Col. Landa (Christoph Waltz) chats with Bridget von Hammersmark (Diane Kruger), while "Enzo Corlomi" (Brad Pitt) looks on

Cinematically, this is a stunning movie. Tarantino’s directing style makes for a visual masterpiece nearly every time out of the gate, in both filming and editing technique. But as I said before, this doesn’t really “feel” like a typical Tarantino movie. Yes, there is plenty of blood spatter, but it doesn’t feel as over-the-top as, say, Michael Madsen gleefully disfiguring a cop while dancing to “Stuck In the Middle with You” by Stealers Wheel.

Most of the cast did well in this movie. Kudos to Christoph Waltz as Nazi Colonel Hans Landa. In the opinion of this writer, Waltz single-handedly saved this movie from being a complete mess. In an interview, Quentin Tarantino said that without Waltz, this movie would not have been made. Frankly, I completely agree with this statement. As Landa, Waltz is both predator and slippery eel, dashing and cruel, friendly and suspicious. It is a masterful performance, with well-deserved accolades, including an Academy Award™ nomination. 

But what about the “Basterds” themselves? In the movie, they were a band of eight Jewish soldiers on a singular mission: kill the Nazis. Led by Lt. Aldo Raine (Brad Pitt), they spent a significant portion of the movie succeeding in just that. But as it turns out, the movie is not centered around them; it is primarily about a young Jewish woman who had escaped death three years earlier, only to plot revenge by killing hundreds of Nazis, including Adolph Hitler himself (!), at her movie theatre. The “Basterds” just happened to catch wind of the event and planned their own Nazi-killing party there, too.  

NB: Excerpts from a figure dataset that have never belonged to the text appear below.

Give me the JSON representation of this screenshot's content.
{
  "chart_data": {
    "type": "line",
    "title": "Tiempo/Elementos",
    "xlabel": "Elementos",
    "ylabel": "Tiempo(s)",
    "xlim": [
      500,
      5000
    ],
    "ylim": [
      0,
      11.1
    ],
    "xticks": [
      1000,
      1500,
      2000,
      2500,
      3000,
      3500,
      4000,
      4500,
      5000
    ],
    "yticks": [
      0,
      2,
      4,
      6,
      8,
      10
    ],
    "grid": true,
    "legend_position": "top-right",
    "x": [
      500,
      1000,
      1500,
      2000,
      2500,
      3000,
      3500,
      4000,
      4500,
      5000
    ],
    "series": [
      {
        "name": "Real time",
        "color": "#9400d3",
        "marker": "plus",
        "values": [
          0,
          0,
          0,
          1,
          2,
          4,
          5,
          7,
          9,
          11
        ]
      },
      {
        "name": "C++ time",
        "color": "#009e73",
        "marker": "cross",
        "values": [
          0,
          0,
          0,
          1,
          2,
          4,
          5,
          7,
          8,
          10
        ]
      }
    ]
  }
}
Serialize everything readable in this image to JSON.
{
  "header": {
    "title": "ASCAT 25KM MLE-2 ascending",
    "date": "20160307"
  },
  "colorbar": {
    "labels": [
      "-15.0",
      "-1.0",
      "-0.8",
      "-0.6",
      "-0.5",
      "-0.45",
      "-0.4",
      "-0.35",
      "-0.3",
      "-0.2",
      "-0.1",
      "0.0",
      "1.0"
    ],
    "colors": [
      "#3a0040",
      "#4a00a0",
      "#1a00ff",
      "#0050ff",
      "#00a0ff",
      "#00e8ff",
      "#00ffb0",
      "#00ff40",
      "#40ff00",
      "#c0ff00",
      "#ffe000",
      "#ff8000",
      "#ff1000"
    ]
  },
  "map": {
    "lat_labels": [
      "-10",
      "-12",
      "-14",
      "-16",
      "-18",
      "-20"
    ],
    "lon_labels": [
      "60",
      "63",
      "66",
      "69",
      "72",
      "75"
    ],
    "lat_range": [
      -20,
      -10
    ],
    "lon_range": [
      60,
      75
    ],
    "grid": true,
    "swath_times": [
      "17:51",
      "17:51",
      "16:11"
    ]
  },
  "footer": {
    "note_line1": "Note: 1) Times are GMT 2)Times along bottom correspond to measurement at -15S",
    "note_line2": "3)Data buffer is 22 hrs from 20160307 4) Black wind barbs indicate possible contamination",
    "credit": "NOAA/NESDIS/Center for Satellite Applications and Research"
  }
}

As is typical of any Quentin Tarantino movie, you have to suspend your disbelief. But come on! Bridge On the River Kwai (1957) was more accurate than this movie! By the time the climax started, as visually striking as it was, I ended up throwing my hands up and calling BS. I’m sorry, Quentin, but I think you went too far with this one.  

EDITED 2/25 TO ADD THE FOLLOWING:  

It is rare when I revisit a review to add to it, but I have taken some time to digest this movie a little further. As a result, I am amending my review of Inglourious Basterds.  One of the things I have overlooked is the fact that Quentin Tarantino is unlike almost any other director out there. There are so few directors working today with the passion and drive to make movies the way he does. On top of that, he carries a nearly encyclopedic knowledge of cinematic history within that oddly-shaped head of his. Both of these qualities come to the forefront in every movie he makes, and Inglourious Basterds is no exception. For example, most of the movie posters (“Nation’s Pride” and the Bridget von Hammersmark films excepted) are from real movies made in the 1920s and 1930s, and that they provide a subtext to this movie which illustrates the oppression felt by the French and the Jews under Nazi Germany, and the desire to break free from it. Also, in “Nation’s Pride”, the film-within-a-film, a John Wayne-like actor playing an American colonel gives an impassioned speech about preserving the tower where the Nazi sniper (and star of the film) is holed up. That actor is Bo Svenson, who starred in a 1978 movie entitled The Inglorious Bastards (no relation), directed by Enzo Castellari (who also has a cameo, as a Nazi dignitary at the cinema).  

It is little “Easter eggs” like this which makes watching a Tarantino movie fun to watch. It’s amazing, the things you learn from watching the Special Features disc. While I still maintain it is not one of his best films, Inglourious Basterds is still a fun-to-watch romp done only the way Quentin can do it.